Adaptive Tiling: Finding a Good Set of Plate Centers

It has seemed to us that if we use only slightly more than the minimum number of plates, but allow the centers to move in such a way that we can have a higher density of plates locally to cope with high density regions, we might be able to do better.

In the network flow problem described above, we have no way of telling which perturbations of the plate centers would help and which hinder, but a slight modification of the flow problem provides this information; instead of assigning each galaxy to the set of plates in which it lies, assign it to all plates (or at least all the nearby ones), with an associated cost which increases sharply as the galaxy moves away from the plate. Then instead of solving the simple network flow problem, find the flow with the lowest total cost; again this is a standard problem in computer science and good solutions exist. We now know which galaxies are forced to be assigned to distant plates, so we can rearrange the plates accordingly and iterate towards a solution.

Starting with the uniform cover of 651 plates, the adaptive tiling code soon converged to a solution whereby 99.9% of targets were assigned a fiber; the resulting distribution of plate centers is shown in Figure 8.2. In practice, the observing strategy of interleaving photometry and spectroscopy will present us not with large, square areas for tiling, but with long, narrow regions elongated in the scan direction.

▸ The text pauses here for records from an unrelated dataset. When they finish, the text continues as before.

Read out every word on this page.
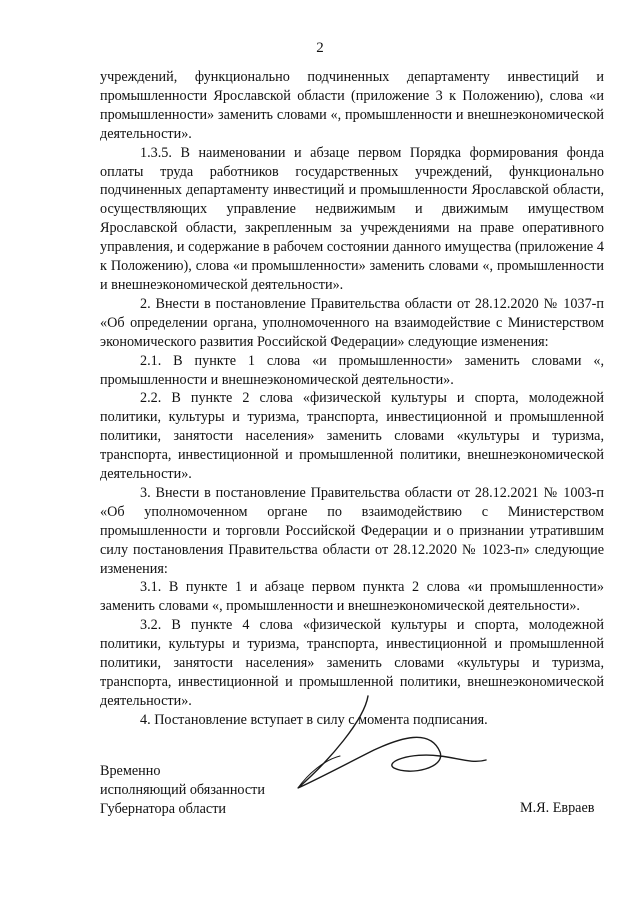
2

учреждений, функционально подчиненных департаменту инвестиций и промышленности Ярославской области (приложение 3 к Положению), слова «и промышленности» заменить словами «, промышленности и внешнеэкономической деятельности».

1.3.5. В наименовании и абзаце первом Порядка формирования фонда оплаты труда работников государственных учреждений, функционально подчиненных департаменту инвестиций и промышленности Ярославской области, осуществляющих управление недвижимым и движимым имуществом Ярославской области, закрепленным за учреждениями на праве оперативного управления, и содержание в рабочем состоянии данного имущества (приложение 4 к Положению), слова «и промышленности» заменить словами «, промышленности и внешнеэкономической деятельности».

2. Внести в постановление Правительства области от 28.12.2020 № 1037-п «Об определении органа, уполномоченного на взаимодействие с Министерством экономического развития Российской Федерации» следующие изменения:

2.1. В пункте 1 слова «и промышленности» заменить словами «, промышленности и внешнеэкономической деятельности».

2.2. В пункте 2 слова «физической культуры и спорта, молодежной политики, культуры и туризма, транспорта, инвестиционной и промышленной политики, занятости населения» заменить словами «культуры и туризма, транспорта, инвестиционной и промышленной политики, внешнеэкономической деятельности».

3. Внести в постановление Правительства области от 28.12.2021 № 1003-п «Об уполномоченном органе по взаимодействию с Министерством промышленности и торговли Российской Федерации и о признании утратившим силу постановления Правительства области от 28.12.2020 № 1023-п» следующие изменения:

3.1. В пункте 1 и абзаце первом пункта 2 слова «и промышленности» заменить словами «, промышленности и внешнеэкономической деятельности».

3.2. В пункте 4 слова «физической культуры и спорта, молодежной политики, культуры и туризма, транспорта, инвестиционной и промышленной политики, занятости населения» заменить словами «культуры и туризма, транспорта, инвестиционной и промышленной политики, внешнеэкономической деятельности».

4. Постановление вступает в силу с момента подписания.

Временно
исполняющий обязанности
Губернатора области	М.Я. Евраев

We have investigated the effects of this by tiling the test data in a series of 10° wide regions. In order to minimize edge effects, we do not drill plates which extend over an internal boundary between tiling regions, but include the untiled targets left over from one run of the tiling code with the succeeding run. We lose a little efficiency ( ~ 5% ) by tiling in sub-regions, but this is still much more efficient than using a fixed tiling pattern.

The Effect of the Finite Fiber Separation

In the plug-plate scheme, the plugs which hold the fibers will be 3.2 mm in diameter, which projects to 55 arcseconds on the sky. This clearly represents the minimum fiber separation; it corresponds to a distance of about 100 kpc (H0100)-1 at the survey limit of about z=0.2 . If the galaxies were randomly distributed, the probability of another fiber plug overlapping a given one is about 3%; this is increased to about 7% on average by the correlations in the counts to this limit. Most of the objects lost are members of binaries. The losses are worse in the densest regions, such as the centers of rich clusters at intermediate distances.

These losses do not affect subsequent large scale structure studies, because if we are unable to target both galaxies of all close pairs we must remove all such pairs from the analysis. However, there are other problems, most particularly the dynamics of binary galaxies and the study of subclustering and velocity dispersions in rich clusters for which this minimum separation is a real hindrance. It is important to note, however, that more than 40% of the sky is covered by two or more plates. In these overlap regions, we can observe nearly all pairs of galaxies closer than the minimum fiber separation by assigning each galaxy to a different plate. Currently, this re-allocation of fibers to close pairs in overlap regions is carried out by a process which runs after the adaptive tiling, and enables us to observe 95.6% of targets. We are in the process of incorporating the minimum fiber spacing constraint into the tiling algorithm itself, which will hopefully allow us to observe an even higher fraction of galaxies in close pairs by placing plate overlaps in regions where there is a high density of close pairs.


References

Maddox, S.J., Sutherland, W.J. Efstathiou, G., and Loveday, J., 1990, MNRAS 243, 692.

Papadimitriou, C., and Steiglitz, K., 1982, Combinatorial Optimization, Algorithms, and Complexity, Prentice Hall.